Vamos então tratar os fatos que levaram à tudo isso. A história da Vinícola Perterlongo se mistura com a história da colonização dos imigrantes italianos no sul do pais. O revolucionário imigrante italiano e agrimensor Manoel Peterlongo chegou à região hoje conhecida como Serra Gaúcha, e foi trabalhar medindo e demarcando terras. Acabou, por causa da sua atividade profissional, conhecendo todo mundo.

O italianíssimo Manoel foi um enófilo apaixonada por espumantes que tinha conhecimento dos métodos para produção da bebida. Resolveu se tornar produtor e partiu então para incentivar os agricultores a cultivar variedades brancas finas, matéria prima que ele precisava para dar início a produção do nobre fermentado no porão da sua casa. Utilizou para realizar o seu sonho os mesmos processos de elaboração praticados na Região de Champagne na França. 

No ano de 1913 aconteceu a primeira Exposição de Uvas de Garibaldi, e Manoel Peterlongo faturou a medalha de ouro pela espumante “Moscato Typo Champagne“. Essa premiação é considerada o primeiro registro oficial de um champagne elaborado no Brasil. 

Este evento comentado em todas as propriedades fez de Manoel Peterlongo uma celebridade instantânea. A demanda explodiu e naturalmente ele ficou conhecido como um empresário confiável e bem-sucedido. Mas o melhor ainda estava por vir. Depois que o filho Armando Peterlongo homem de grande visão empresarial assumiu a direção dos negócios, a revolução vitícola iniciada por Manoel evoluiu ainda mais. Ele agregou modernização aos processos da empresa e construiu, para dar destaque à propriedade, um casarão para servir como sede da vinícola que lembra um castelo europeu. 

O champagne brasileiro tornou-se a estrela que iluminou os ambientes marcados pela elegância, charme e a mais pura sofisticação.

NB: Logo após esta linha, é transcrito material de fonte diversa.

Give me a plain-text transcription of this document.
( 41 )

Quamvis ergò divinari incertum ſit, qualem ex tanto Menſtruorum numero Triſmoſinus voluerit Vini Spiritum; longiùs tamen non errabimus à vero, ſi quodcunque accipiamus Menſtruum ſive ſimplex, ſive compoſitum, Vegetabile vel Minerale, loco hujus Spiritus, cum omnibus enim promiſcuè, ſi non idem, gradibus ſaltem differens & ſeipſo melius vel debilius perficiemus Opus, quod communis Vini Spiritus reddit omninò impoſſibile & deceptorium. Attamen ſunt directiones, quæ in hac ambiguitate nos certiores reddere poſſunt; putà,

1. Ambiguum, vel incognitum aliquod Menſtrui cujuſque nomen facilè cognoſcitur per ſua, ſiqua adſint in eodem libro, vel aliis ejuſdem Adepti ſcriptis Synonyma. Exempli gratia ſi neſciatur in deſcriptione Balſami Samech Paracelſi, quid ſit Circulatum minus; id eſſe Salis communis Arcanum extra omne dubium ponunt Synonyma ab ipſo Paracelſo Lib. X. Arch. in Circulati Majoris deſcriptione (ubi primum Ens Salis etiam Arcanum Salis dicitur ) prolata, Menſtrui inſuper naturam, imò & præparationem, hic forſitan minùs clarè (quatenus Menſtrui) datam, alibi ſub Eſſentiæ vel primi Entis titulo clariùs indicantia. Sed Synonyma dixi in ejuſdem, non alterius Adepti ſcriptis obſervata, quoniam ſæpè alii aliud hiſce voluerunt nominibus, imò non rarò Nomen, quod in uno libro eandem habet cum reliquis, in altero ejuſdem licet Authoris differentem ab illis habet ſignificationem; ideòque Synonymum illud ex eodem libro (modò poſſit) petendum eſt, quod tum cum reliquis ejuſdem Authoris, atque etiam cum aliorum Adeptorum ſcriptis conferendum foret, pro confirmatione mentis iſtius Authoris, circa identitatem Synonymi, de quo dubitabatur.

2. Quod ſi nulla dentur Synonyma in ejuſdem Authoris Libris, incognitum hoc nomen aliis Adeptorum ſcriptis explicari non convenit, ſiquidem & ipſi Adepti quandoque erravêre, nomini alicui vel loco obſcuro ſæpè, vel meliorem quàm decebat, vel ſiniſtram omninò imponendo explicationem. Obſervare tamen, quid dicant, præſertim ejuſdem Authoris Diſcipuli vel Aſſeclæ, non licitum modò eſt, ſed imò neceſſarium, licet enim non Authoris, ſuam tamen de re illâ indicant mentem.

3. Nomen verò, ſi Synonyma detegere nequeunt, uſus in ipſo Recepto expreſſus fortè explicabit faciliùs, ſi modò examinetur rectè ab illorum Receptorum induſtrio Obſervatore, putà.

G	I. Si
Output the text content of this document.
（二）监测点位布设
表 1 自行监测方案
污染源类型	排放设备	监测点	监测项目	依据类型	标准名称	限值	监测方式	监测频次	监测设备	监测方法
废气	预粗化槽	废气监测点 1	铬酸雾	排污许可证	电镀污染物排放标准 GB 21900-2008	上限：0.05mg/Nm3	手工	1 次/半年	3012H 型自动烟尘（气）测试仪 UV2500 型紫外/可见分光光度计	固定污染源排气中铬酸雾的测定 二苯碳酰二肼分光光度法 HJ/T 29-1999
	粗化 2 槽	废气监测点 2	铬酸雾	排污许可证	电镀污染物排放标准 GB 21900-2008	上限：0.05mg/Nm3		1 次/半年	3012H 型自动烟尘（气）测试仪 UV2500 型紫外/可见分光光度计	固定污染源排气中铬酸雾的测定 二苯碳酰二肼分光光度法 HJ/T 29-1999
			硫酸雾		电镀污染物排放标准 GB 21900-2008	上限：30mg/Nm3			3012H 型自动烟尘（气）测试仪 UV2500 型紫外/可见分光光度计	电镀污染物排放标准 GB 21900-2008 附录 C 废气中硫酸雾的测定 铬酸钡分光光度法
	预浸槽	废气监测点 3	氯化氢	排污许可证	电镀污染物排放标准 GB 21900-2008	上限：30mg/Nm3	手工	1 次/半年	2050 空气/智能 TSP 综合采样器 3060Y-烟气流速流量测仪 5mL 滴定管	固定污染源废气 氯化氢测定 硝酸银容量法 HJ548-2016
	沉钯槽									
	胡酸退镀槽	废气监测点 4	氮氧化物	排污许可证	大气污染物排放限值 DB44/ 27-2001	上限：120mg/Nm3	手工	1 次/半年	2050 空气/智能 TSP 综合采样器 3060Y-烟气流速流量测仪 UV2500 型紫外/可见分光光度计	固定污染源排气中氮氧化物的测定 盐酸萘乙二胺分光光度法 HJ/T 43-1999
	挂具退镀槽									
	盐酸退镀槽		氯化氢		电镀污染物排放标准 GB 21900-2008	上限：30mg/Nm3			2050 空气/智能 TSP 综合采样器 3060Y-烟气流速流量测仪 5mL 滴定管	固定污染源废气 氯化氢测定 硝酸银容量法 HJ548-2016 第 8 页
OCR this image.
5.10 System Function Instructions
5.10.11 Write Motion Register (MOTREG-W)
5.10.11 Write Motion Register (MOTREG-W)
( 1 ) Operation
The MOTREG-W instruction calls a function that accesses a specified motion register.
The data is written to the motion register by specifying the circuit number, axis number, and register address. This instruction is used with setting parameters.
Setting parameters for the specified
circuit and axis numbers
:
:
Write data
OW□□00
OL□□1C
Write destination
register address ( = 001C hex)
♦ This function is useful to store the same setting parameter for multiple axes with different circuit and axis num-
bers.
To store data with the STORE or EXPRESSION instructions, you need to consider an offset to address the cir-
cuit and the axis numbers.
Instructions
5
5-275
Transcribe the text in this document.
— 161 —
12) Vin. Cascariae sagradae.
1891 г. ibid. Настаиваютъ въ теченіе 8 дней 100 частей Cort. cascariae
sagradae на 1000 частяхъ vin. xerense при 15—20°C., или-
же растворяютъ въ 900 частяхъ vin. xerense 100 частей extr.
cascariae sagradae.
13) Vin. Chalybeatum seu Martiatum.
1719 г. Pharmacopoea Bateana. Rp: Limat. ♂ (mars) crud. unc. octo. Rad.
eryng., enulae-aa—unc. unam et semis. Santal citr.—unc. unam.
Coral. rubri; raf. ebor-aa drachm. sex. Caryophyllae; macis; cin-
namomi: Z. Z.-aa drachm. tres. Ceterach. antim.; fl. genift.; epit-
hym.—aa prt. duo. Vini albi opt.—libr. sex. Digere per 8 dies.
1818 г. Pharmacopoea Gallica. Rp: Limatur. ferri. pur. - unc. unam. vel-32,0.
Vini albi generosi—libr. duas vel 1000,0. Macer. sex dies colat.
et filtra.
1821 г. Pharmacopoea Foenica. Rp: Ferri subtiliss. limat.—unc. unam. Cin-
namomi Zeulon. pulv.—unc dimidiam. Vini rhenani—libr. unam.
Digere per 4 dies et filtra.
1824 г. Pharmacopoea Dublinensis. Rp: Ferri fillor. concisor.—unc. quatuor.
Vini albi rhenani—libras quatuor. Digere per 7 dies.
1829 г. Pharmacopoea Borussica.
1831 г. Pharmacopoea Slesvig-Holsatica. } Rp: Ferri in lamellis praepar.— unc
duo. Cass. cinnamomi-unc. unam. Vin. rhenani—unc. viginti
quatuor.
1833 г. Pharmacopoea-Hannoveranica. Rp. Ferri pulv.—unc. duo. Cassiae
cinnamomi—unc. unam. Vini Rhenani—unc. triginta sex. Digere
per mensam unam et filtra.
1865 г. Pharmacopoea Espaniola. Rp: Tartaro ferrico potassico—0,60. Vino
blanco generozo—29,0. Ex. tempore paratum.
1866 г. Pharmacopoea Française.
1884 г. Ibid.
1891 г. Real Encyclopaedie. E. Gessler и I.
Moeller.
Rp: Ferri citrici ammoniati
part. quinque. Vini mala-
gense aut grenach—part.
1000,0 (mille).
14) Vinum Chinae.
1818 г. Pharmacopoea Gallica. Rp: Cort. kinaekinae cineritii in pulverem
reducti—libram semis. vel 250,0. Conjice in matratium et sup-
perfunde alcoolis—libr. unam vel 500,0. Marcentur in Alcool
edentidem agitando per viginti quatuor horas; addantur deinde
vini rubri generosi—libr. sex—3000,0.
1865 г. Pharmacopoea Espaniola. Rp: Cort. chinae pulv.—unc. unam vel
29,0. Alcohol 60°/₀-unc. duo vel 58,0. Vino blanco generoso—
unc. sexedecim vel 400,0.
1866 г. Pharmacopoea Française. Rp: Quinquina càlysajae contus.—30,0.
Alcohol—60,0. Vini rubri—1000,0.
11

O Presidente Getúlio Vargas, um gaúcho seguidor das tradições locais, foi amigo de Armando, mesmo antes de se tornar o presidente da república, e quando assumiu o governo determinou que o espumante da Peterlongo fosse servido em banquetes de todos os eventos oficiais do governo. 

Orientado pelo sucesso nas vendas, focado em promover ainda mais os vinhos da Peterlongo, em 1938 Armando lançou de forma pioneira, um livro explicativo sobre a história dos espumantes, e a elaboração desde a colheita até o engarrafamento do nobre fermentado. Como resultado imediato, o Champagne Peterlongo passou a ser ainda mais conhecido, admirado e consumido. Foi a primeira publicação enológica voltada exclusivamente a referenciar os espumantes no Brasil.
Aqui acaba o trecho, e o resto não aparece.